We can take a look at what these variables look like for our event:

In [13]:
print('n electrons ',n_electrons_fromtaus[evtid])
print('n muons ',n_muons_fromtaus[evtid])

n electrons  0
n muons  0


In [14]:
# now let's pick the visible gen taus
tau_visible = events.GenVisTau
n_visibletaus = ak.sum(tau_visible.pt>0,axis=1)
print('n visible taus',n_visibletaus[evtid])

n visible taus 2


In [16]:
# we can distinguish the tau-tau decay by:
# 1: had - had: 2 visible taus, 0 electrons 0 muons
# 8: ele - had: 1 visible tau, 1 electron 0 muons
# 10: muon - had: 1 visible tau, 1 muon 0 electrons

htt_flavor = (n_visibletaus==2)*1 + (n_visibletaus==1)*3 + (n_electrons_fromtaus==1)*5 & (n_muons_fromtaus==1)*7

In [17]:
htt_flavor[evtid]

1

Now, we also need to guarantee that both of the taus are inside of the jet cone

In [18]:
# since our jet has a cone size of 0.8, we use 0.8 as a dR threshold
matchedH = candidatefj.nearest(higgs, axis=1, threshold=0.8)

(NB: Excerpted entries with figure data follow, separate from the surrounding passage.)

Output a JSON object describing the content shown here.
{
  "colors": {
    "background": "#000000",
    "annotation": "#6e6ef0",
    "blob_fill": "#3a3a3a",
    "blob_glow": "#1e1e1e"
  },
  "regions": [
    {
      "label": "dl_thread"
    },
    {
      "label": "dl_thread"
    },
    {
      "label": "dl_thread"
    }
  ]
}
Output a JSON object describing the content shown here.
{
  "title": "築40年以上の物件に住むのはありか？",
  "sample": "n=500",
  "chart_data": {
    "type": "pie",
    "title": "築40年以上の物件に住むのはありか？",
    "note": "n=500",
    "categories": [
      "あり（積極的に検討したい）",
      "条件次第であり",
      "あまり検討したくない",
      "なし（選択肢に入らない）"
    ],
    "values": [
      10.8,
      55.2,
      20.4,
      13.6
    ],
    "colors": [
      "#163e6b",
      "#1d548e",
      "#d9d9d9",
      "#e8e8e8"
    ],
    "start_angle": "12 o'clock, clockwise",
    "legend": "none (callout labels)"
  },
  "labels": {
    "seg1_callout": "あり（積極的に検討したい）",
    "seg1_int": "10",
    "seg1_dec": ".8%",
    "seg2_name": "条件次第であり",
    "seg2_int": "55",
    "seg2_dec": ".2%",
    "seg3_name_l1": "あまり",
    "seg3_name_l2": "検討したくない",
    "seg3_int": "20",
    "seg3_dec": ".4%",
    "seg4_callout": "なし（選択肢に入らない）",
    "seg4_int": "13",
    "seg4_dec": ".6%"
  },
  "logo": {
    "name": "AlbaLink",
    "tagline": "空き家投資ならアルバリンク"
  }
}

dr_fj_visibletaus = candidatefj.delta_r(tau_visible)
dr_fj_electrons = candidatefj.delta_r(fromtau_electron)
dr_fj_muons = candidatefj.delta_r(fromtau_muon)

dr_daughters = ak.concatenate([dr_fj_visibletaus,dr_fj_electrons,dr_fj_muons],axis=1)

Let's see how these arrays look for our event:

In [19]:
print('dr taus ',dr_fj_visibletaus[evtid])
print('dr electrons ',dr_fj_electrons[evtid])
print('dr muons ',dr_fj_muons[evtid])
print('dr daus ',dr_daughters[evtid])
print('number of daus matched ',ak.sum(dr_daughters<0.8,axis=1)[evtid])

dr taus  [0.219, 0.642]
dr electrons  []
dr muons  []
dr daus  [0.219, 0.642]
number of daus matched  2


Finally let's define a last matching condition indicating the number of visible daughters it is matched to:

In [21]:
htt_nprongs = ak.sum(dr_daughters<0.8,axis=1)

In [22]:
htt_nprongs[evtid]

2

Now let's define a function you can use in the processor

In [24]:
def match_Htt(genparticles,candidatefj):
    higgs = getParticles(genparticles,25)
    is_htt = ak.all(abs(higgs.children.pdgId)==15,axis=2)

    higgs = higgs[is_htt]
    
    fromtau_electron = getParticles(events.GenPart,11,11,['isDirectTauDecayProduct'])
    fromtau_muon = getParticles(events.GenPart,13,13,['isDirectTauDecayProduct'])
    tau_visible = events.GenVisTau
    
    n_visibletaus = ak.sum(tau_visible.pt>0,axis=1)
    n_electrons_fromtaus = ak.sum(fromtau_electron.pt>0,axis=1)
    n_muons_fromtaus = ak.sum(fromtau_muon.pt>0,axis=1)
    # 3(elenuqq),6(munuqq),8(taunuqq)
    htt_flavor = (n_quarks==2)*1 + (n_electrons==1)*3 + (n_muons==1)*5 + (n_taus==1)*7

    matchedH = candidatefj.nearest(higgs, axis=1, threshold=0.8)
    dr_fj_visibletaus = candidatefj.delta_r(tau_visible)
    dr_fj_electrons = candidatefj.delta_r(fromtau_electron)
    dr_fj_muons = candidatefj.delta_r(fromtau_muon)
    dr_daughters = ak.concatenate([dr_fj_visibletaus,dr_fj_electrons,dr_fj_muons],axis=1)
    # 1 (H only), 4 (H and one tau/electron or muon from tau), 5 (H and 2 taus/ele)
    htt_matched = (ak.sum(matchedH.pt>0,axis=1)==1)*1 + (ak.sum(dr_daughters<0.8,axis=1)==1)*3 + (ak.sum(dr_daughters<0.8,axis=1)==2)*5 
    
    return htt_flavor,htt_matched